Currently, McAdams is writing poetry on the subway as he travels back and forth to the Bronx. By this summer, the Bronx’s Grand Concourse will be turned into The Tree Museum, which will include McAdams’ poetry in the exhibition.

EJ McAdams at the Brown Cup
Q & A with David Van Luven
Ecologist, David Van Luven is the director of the Hudson River Estuary Landscape. On Wednesday, he kindly gave me his insights on art and environmentalism. During the summer of 2008, EXIT Art recruited Van Luven for a panel discussion between artists and scientists on the intersection of climate change and the arts.

David Van Luven on the Hudson River
AT: How did you get involved in the panel?
DVL: Well, there’s nothing romantic there. It was a fellow in our NY office E.J. McAdams. He used to be a part of the Audubon society, very involved in the arts society and I’m working on climate change, so he called me.
AT: The online video of the panel only showed Eve Mosher speaking . Could you tell me about your role in that discussion?
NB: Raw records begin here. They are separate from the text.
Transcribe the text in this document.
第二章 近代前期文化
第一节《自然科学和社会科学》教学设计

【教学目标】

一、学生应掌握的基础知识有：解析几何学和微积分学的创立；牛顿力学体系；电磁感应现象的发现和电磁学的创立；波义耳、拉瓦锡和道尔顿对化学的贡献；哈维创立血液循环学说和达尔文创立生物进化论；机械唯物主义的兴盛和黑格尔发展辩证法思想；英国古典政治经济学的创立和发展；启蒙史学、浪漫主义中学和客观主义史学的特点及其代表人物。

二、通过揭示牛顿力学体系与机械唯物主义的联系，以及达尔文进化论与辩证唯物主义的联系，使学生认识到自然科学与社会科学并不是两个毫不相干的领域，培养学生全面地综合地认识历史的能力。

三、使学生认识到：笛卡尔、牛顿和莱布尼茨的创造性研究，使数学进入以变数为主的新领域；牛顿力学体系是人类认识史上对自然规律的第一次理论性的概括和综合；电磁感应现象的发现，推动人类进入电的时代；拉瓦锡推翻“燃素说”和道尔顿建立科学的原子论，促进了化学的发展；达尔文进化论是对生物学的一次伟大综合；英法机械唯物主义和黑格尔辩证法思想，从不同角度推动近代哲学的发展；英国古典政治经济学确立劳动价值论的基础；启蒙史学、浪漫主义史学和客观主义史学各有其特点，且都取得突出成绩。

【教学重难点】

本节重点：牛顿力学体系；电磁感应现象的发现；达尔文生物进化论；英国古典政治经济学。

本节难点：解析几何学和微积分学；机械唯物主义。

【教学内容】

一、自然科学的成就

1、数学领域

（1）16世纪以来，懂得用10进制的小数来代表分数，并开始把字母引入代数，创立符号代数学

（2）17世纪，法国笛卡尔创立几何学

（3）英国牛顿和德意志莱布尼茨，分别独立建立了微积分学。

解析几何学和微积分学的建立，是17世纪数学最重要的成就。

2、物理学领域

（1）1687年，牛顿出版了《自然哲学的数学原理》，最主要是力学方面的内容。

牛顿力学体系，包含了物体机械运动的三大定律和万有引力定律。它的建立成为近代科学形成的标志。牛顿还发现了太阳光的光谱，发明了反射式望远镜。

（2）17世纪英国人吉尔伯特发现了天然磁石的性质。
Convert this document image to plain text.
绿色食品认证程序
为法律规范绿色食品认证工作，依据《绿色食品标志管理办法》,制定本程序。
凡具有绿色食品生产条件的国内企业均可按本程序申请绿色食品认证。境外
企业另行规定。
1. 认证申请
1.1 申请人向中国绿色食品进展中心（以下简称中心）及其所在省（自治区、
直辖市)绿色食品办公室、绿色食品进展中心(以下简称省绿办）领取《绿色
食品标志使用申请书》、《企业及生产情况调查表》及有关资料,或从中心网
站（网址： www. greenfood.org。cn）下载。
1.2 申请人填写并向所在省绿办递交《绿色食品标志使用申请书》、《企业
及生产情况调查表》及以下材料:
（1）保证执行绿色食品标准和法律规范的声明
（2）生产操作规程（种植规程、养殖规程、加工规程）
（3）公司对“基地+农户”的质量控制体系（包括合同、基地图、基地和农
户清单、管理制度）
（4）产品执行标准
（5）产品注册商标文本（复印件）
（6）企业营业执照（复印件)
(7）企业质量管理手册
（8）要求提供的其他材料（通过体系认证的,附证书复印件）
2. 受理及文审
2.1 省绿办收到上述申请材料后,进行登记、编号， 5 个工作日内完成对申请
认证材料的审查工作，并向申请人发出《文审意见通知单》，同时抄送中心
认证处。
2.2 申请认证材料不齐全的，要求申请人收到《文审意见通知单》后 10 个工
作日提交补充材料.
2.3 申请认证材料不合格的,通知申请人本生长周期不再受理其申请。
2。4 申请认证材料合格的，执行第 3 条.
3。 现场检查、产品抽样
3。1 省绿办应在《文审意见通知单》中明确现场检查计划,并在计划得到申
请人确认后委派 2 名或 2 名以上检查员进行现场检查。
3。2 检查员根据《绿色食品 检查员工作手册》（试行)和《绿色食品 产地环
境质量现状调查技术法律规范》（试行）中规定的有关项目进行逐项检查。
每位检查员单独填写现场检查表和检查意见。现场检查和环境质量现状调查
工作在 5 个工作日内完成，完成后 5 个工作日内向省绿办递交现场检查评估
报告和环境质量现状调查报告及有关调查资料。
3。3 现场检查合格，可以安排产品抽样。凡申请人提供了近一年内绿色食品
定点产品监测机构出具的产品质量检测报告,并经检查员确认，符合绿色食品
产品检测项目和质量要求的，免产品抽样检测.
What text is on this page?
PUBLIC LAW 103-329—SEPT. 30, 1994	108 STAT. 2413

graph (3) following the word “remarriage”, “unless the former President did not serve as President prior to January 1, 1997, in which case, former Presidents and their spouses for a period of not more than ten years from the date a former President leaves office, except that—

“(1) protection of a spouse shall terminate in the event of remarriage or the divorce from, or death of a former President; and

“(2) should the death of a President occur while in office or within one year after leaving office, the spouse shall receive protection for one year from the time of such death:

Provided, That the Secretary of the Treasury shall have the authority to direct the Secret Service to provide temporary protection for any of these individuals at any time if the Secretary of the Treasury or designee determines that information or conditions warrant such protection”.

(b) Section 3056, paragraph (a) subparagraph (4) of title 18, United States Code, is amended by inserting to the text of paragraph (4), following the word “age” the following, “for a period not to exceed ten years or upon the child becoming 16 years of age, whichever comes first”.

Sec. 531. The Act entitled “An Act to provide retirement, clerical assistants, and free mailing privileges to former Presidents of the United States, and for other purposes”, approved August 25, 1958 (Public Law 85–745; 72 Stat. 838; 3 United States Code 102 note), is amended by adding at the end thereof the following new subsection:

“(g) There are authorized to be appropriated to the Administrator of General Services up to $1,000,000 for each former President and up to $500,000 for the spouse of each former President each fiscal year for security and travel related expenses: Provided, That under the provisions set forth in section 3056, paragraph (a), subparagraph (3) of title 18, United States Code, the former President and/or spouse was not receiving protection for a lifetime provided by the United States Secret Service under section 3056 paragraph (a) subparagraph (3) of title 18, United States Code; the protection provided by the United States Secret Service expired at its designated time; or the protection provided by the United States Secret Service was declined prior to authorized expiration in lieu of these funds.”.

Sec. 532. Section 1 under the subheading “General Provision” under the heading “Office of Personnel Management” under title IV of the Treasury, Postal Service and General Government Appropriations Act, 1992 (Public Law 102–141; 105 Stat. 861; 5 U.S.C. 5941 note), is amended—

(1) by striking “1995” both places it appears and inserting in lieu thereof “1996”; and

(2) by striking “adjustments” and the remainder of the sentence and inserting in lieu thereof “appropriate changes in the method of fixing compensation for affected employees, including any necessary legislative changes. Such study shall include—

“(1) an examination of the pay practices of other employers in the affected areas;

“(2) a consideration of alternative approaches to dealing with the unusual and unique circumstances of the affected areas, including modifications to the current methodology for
DVL: I introduced the project I’ve been working on, the Hudson River Estuary initiative. In this project, we’re building four potential futures for the Hudson Valley and then we put together robust strategies that respond to those potential futures. It’s an effort to move forward strategies that will help people become aware of climate change problems.
Really, it’s just that people don’t put too much effort into preparing for things like climate change. The Hudson is hit in two different ways. First, sea level has been rising and we’ve seen it move 15 inches over the past 150 years put projects that it will speed to 6′ over the next 100 years. That might not sound like much, but it’s significantly rapid.
The second consequence is altered weather. We’re going to see fewer, more intense storms and flooding. Levees are one option we have against flooding, but they’re also expensive and difficult to maintain.
AT: All of this sounds like it’s related to Mosher’s piece, especially what you’ve said about awareness in people.
DVL: I loved that piece. You what I liked about that piece? It was so clean and simple.
This is why I think Art is such a powerful movement, and Eve’s project was so simple, she was drawing this line and people came out and talked to her about it. She wasn’t trying to teach them, she was just this person in her neighborhood and she wasn’t threatening, and so when she talked, people listened to what she had to say.
Artists are brilliant in that they see the same things we see but they see them in very different directions. Very powerful insights on how to communicate effectively, and makes us re-think what we’re talking about ourselves. I loved her project.
AT: You seem pretty positive about this collaboration between science and art.
I am, one because I love Art, and I really didn’t get to discover art till I was in college and I met my wife then. One of the challenges I see, most of the people I work with in the environmental world, I don’t think we see the potential that lies in the Art community.
AT: Who are your inspirations, artists, writers, other scientists?
DVL: David Roberts. He made these neat drawings of the East. I just love them. They draw me in and they create this world that I want to walk through.
Musically, I love Phillip Glass. Have you seen Kyannisquatsi? It’s about he break down of the earth, and it’s just, just, you’ve got to go see it. Rent it, download it, you’ve got to go see it. The music is just brilliant. I listen to it all the time.
And I’m just trying to think of other artists I love, it’s like when someone asks you what your favorite music is and you blank out for some reason.
AT: Oh yeah, I know. It puts you on the spot. What about writers?
DVL: I don’t read many environmental books, but I love Beak of the Finch; one of the most lucid descriptions of what evolution actually is, as well as the survial of the fittest presentation. Most people actually don’t really get what that is and it’s such an elegantly simple, simple concept.
OH, and Andy Goldsworthy! I love Andy Goldsworthy.